To follow up with my last post.
I do think conservatism, within limits, does have value. While it is often what keeps societies from progressing, it can also serve to keep progress in check. If there is not a group which fights change, a culture may progress too rapidly. And by too rapidly I mean seeking change that is untested and may be harmful.
If everyone in the USA had been ultra liberal, perhaps we would have embraced Communism at some point last century, which history has shown can be a disaster.
2 comments:
I assume that when you speak of conservatism and liberalism, you refer to the narrow context of politics and culture in US.
Whereas the questions you are opening up are much bigger, at any rate to my mind: what mind of strategy is best for survival and flourishing?
Taking the abstract idea of "conservative" away from a particular context, it's to do with maintaining or restoring a status quo.

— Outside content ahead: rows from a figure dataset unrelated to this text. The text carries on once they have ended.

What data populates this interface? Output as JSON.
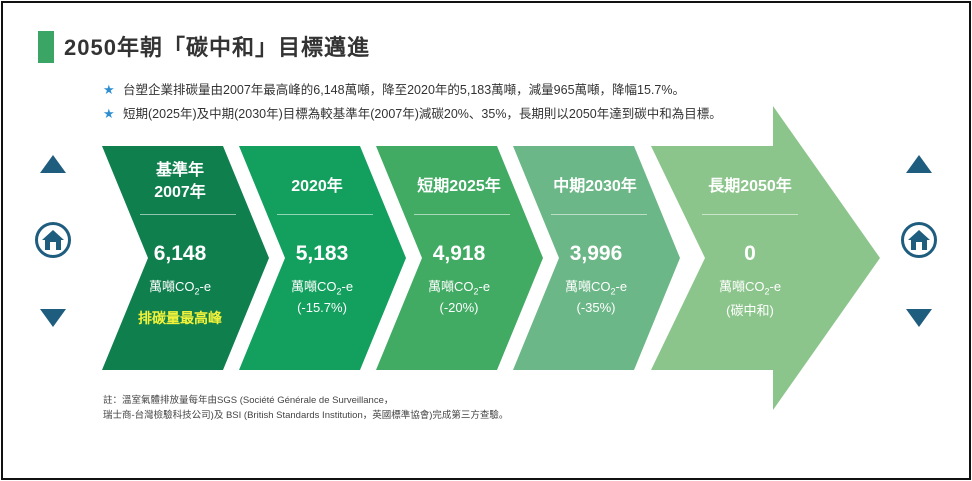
{
  "title": "2050年朝「碳中和」目標邁進",
  "bullets": [
    "台塑企業排碳量由2007年最高峰的6,148萬噸，降至2020年的5,183萬噸，減量965萬噸，降幅15.7%。",
    "短期(2025年)及中期(2030年)目標為較基準年(2007年)減碳20%、35%，長期則以2050年達到碳中和為目標。"
  ],
  "segments": [
    {
      "label_line1": "基準年",
      "label_line2": "2007年",
      "value": "6,148",
      "unit_main": "萬噸CO",
      "unit_sub": "2",
      "unit_tail": "-e",
      "note": "",
      "highlight": "排碳量最高峰",
      "color": "#0f7f4e"
    },
    {
      "label_line1": "2020年",
      "label_line2": "",
      "value": "5,183",
      "unit_main": "萬噸CO",
      "unit_sub": "2",
      "unit_tail": "-e",
      "note": "(-15.7%)",
      "highlight": "",
      "color": "#13a05e"
    },
    {
      "label_line1": "短期2025年",
      "label_line2": "",
      "value": "4,918",
      "unit_main": "萬噸CO",
      "unit_sub": "2",
      "unit_tail": "-e",
      "note": "(-20%)",
      "highlight": "",
      "color": "#41aa63"
    },
    {
      "label_line1": "中期2030年",
      "label_line2": "",
      "value": "3,996",
      "unit_main": "萬噸CO",
      "unit_sub": "2",
      "unit_tail": "-e",
      "note": "(-35%)",
      "highlight": "",
      "color": "#6cb787"
    },
    {
      "label_line1": "長期2050年",
      "label_line2": "",
      "value": "0",
      "unit_main": "萬噸CO",
      "unit_sub": "2",
      "unit_tail": "-e",
      "note": "(碳中和)",
      "highlight": "",
      "color": "#8cc58c"
    }
  ],
  "footnote": [
    "註：溫室氣體排放量每年由SGS (Société Générale de Surveillance，",
    "瑞士商-台灣檢驗科技公司)及 BSI (British Standards Institution，英國標準協會)完成第三方查驗。"
  ],
  "nav": {
    "up_icon": "triangle-up-icon",
    "home_icon": "home-icon",
    "down_icon": "triangle-down-icon",
    "color": "#1f5d7f"
  }
}
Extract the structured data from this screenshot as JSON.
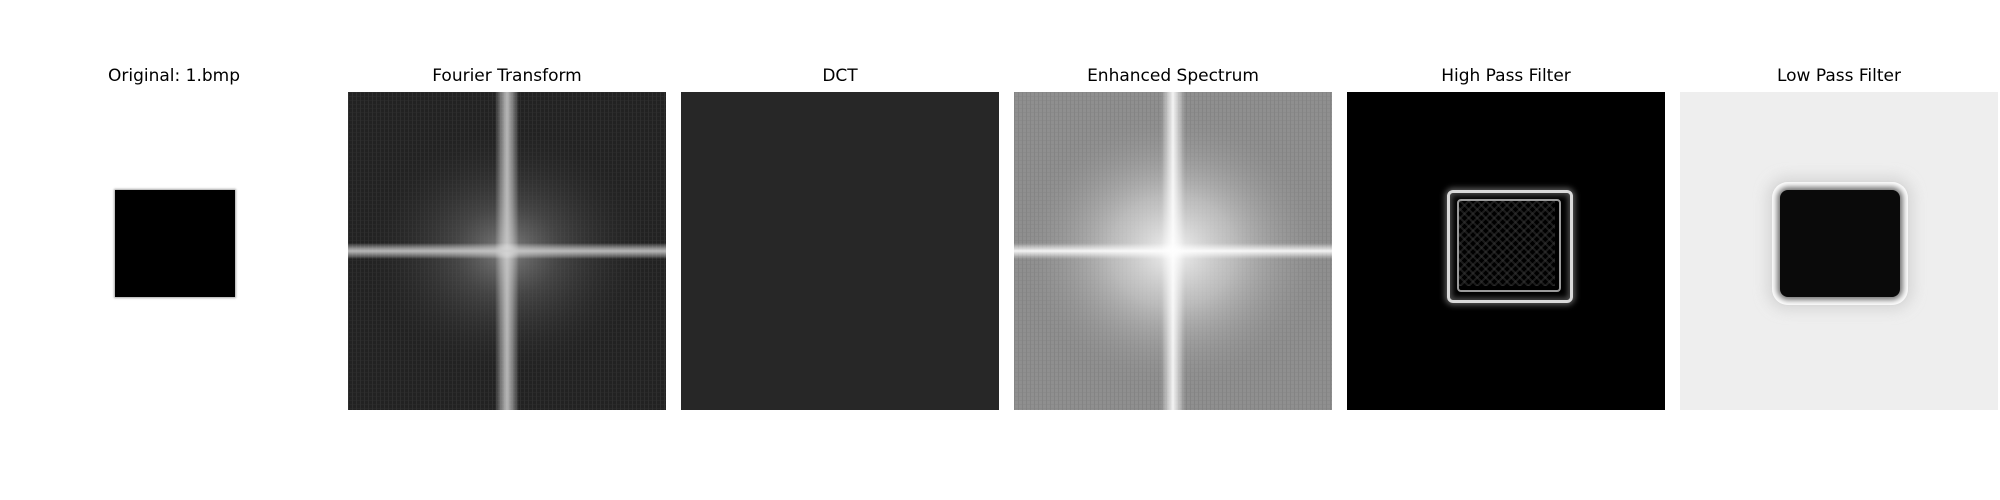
{
  "figure": {
    "panels": [
      {
        "id": "original",
        "title": "Original: 1.bmp"
      },
      {
        "id": "fourier",
        "title": "Fourier Transform"
      },
      {
        "id": "dct",
        "title": "DCT"
      },
      {
        "id": "enhanced",
        "title": "Enhanced Spectrum"
      },
      {
        "id": "highpass",
        "title": "High Pass Filter"
      },
      {
        "id": "lowpass",
        "title": "Low Pass Filter"
      }
    ]
  },
  "colors": {
    "background": "#ffffff",
    "fourier_bg": "#202020",
    "dct_bg": "#272727",
    "enhanced_bg": "#8d8d8d",
    "highpass_bg": "#000000",
    "lowpass_bg": "#eeeeee"
  }
}
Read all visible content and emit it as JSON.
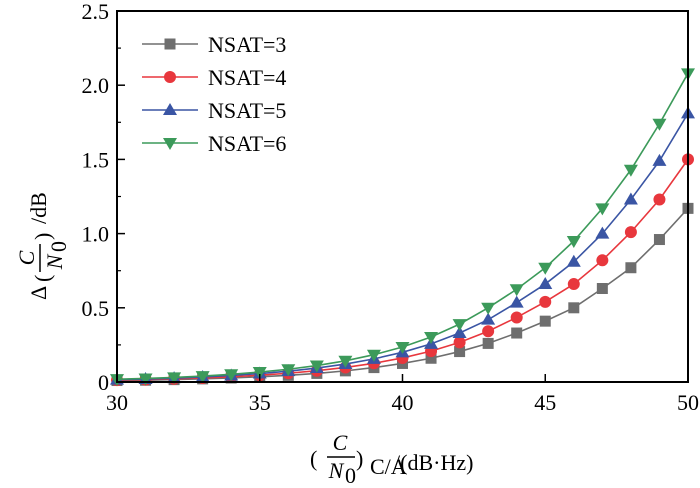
{
  "chart_data": {
    "type": "line",
    "title": "",
    "xlabel": {
      "numerator": "C",
      "denominator": "N",
      "denominator_sub": "0",
      "subscript": "C/A",
      "unit": "/(dB·Hz)"
    },
    "ylabel": {
      "prefix": "Δ",
      "numerator": "C",
      "denominator": "N",
      "denominator_sub": "0",
      "unit": "/dB"
    },
    "xlim": [
      30,
      50
    ],
    "ylim": [
      0,
      2.5
    ],
    "xticks": [
      30,
      35,
      40,
      45,
      50
    ],
    "xtick_labels": [
      "30",
      "35",
      "40",
      "45",
      "50"
    ],
    "yticks": [
      0,
      0.5,
      1.0,
      1.5,
      2.0,
      2.5
    ],
    "ytick_labels": [
      "0",
      "0.5",
      "1.0",
      "1.5",
      "2.0",
      "2.5"
    ],
    "grid": false,
    "legend_position": "top-left",
    "x": [
      30,
      31,
      32,
      33,
      34,
      35,
      36,
      37,
      38,
      39,
      40,
      41,
      42,
      43,
      44,
      45,
      46,
      47,
      48,
      49,
      50
    ],
    "series": [
      {
        "name": "NSAT=3",
        "color": "#6e6e6e",
        "marker": "square",
        "values": [
          0.01,
          0.012,
          0.016,
          0.021,
          0.027,
          0.035,
          0.045,
          0.058,
          0.075,
          0.097,
          0.125,
          0.16,
          0.205,
          0.26,
          0.33,
          0.41,
          0.5,
          0.63,
          0.77,
          0.96,
          1.17
        ]
      },
      {
        "name": "NSAT=4",
        "color": "#e8373d",
        "marker": "circle",
        "values": [
          0.013,
          0.016,
          0.021,
          0.027,
          0.035,
          0.046,
          0.059,
          0.076,
          0.098,
          0.126,
          0.162,
          0.208,
          0.267,
          0.342,
          0.435,
          0.54,
          0.66,
          0.82,
          1.01,
          1.23,
          1.5
        ]
      },
      {
        "name": "NSAT=5",
        "color": "#3a55a4",
        "marker": "triangle-up",
        "values": [
          0.016,
          0.02,
          0.026,
          0.034,
          0.044,
          0.057,
          0.073,
          0.094,
          0.121,
          0.156,
          0.2,
          0.257,
          0.33,
          0.42,
          0.535,
          0.66,
          0.81,
          1.0,
          1.23,
          1.49,
          1.81
        ]
      },
      {
        "name": "NSAT=6",
        "color": "#3c9a5a",
        "marker": "triangle-down",
        "values": [
          0.019,
          0.024,
          0.031,
          0.04,
          0.052,
          0.067,
          0.086,
          0.111,
          0.143,
          0.184,
          0.236,
          0.303,
          0.39,
          0.5,
          0.625,
          0.77,
          0.95,
          1.17,
          1.43,
          1.74,
          2.08
        ]
      }
    ]
  }
}
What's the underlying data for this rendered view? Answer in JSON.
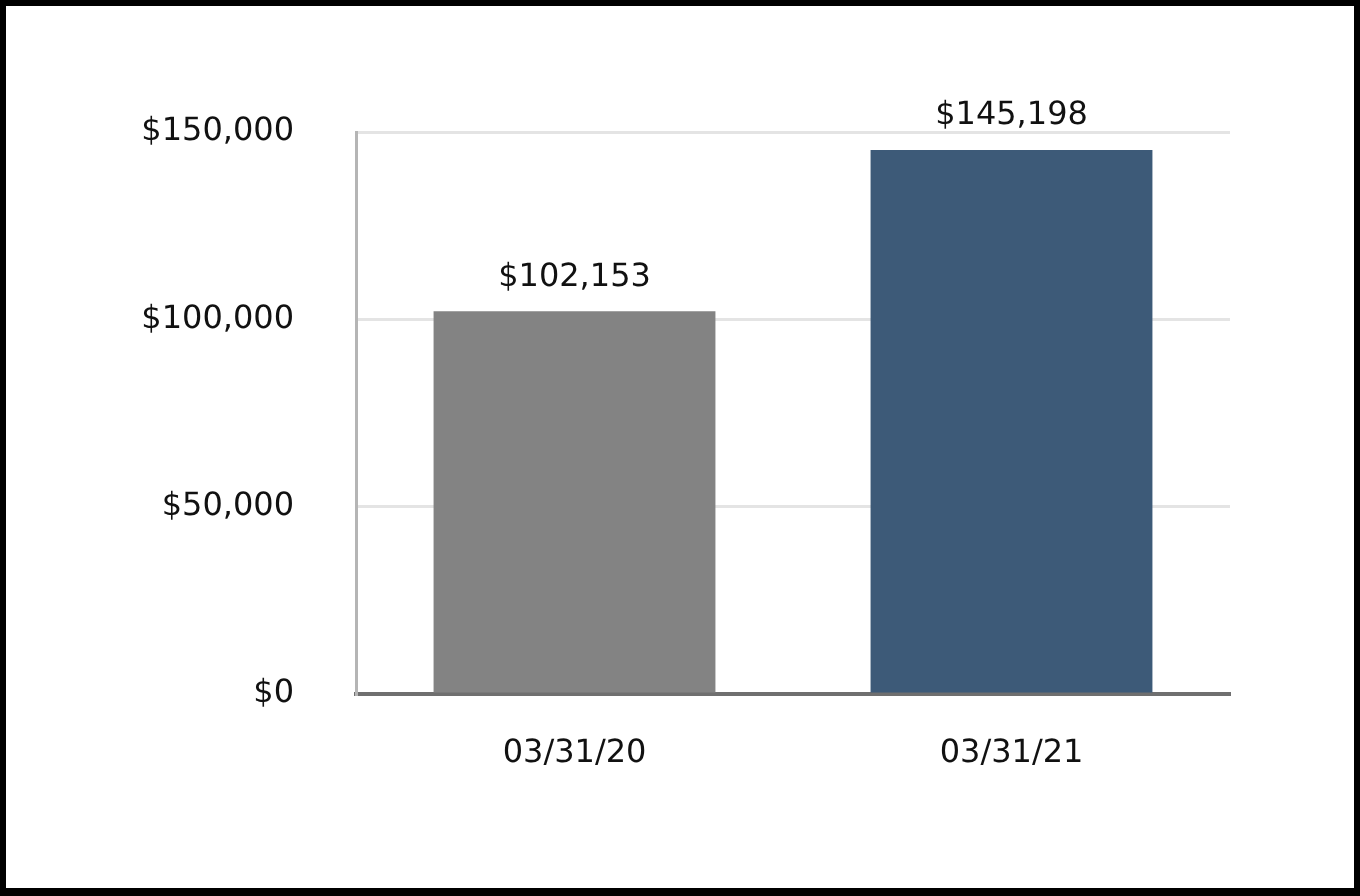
{
  "chart_data": {
    "type": "bar",
    "categories": [
      "03/31/20",
      "03/31/21"
    ],
    "values": [
      102153,
      145198
    ],
    "colors": [
      "#838383",
      "#3d5a78"
    ],
    "value_labels": [
      "$102,153",
      "$145,198"
    ],
    "ylim": [
      0,
      150000
    ],
    "yticks": [
      {
        "value": 0,
        "label": "$0"
      },
      {
        "value": 50000,
        "label": "$50,000"
      },
      {
        "value": 100000,
        "label": "$100,000"
      },
      {
        "value": 150000,
        "label": "$150,000"
      }
    ],
    "grid": "y"
  }
}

So it really depends on what status quo one is thinking of, and whether one considers it desirable or not.
Me, I'm a deep-dyed conservative. I vote for the Conservative party here. When I think of a model for the future, I always look nostalgically to the past. But that doesn't embrace everything that happened in the past, all the social conditions etc. There's an aspect of selectivity, and rose-coloured spectacles.
But I couldn't be a conservative in America. I couldn't be a liberal either. Both attitudes would be alien. I don't see Cuba of the last 50 years as a disaster. I haven't lived there, but at a great distance I see some admirable features: a free health service, like the one we have here, and a light ecological footprint.
I'm speaking of conservatism and liberalism in the broadest sense. Conservatism as wanting to conserve tradition and liberalism, in the american sense of being progressive.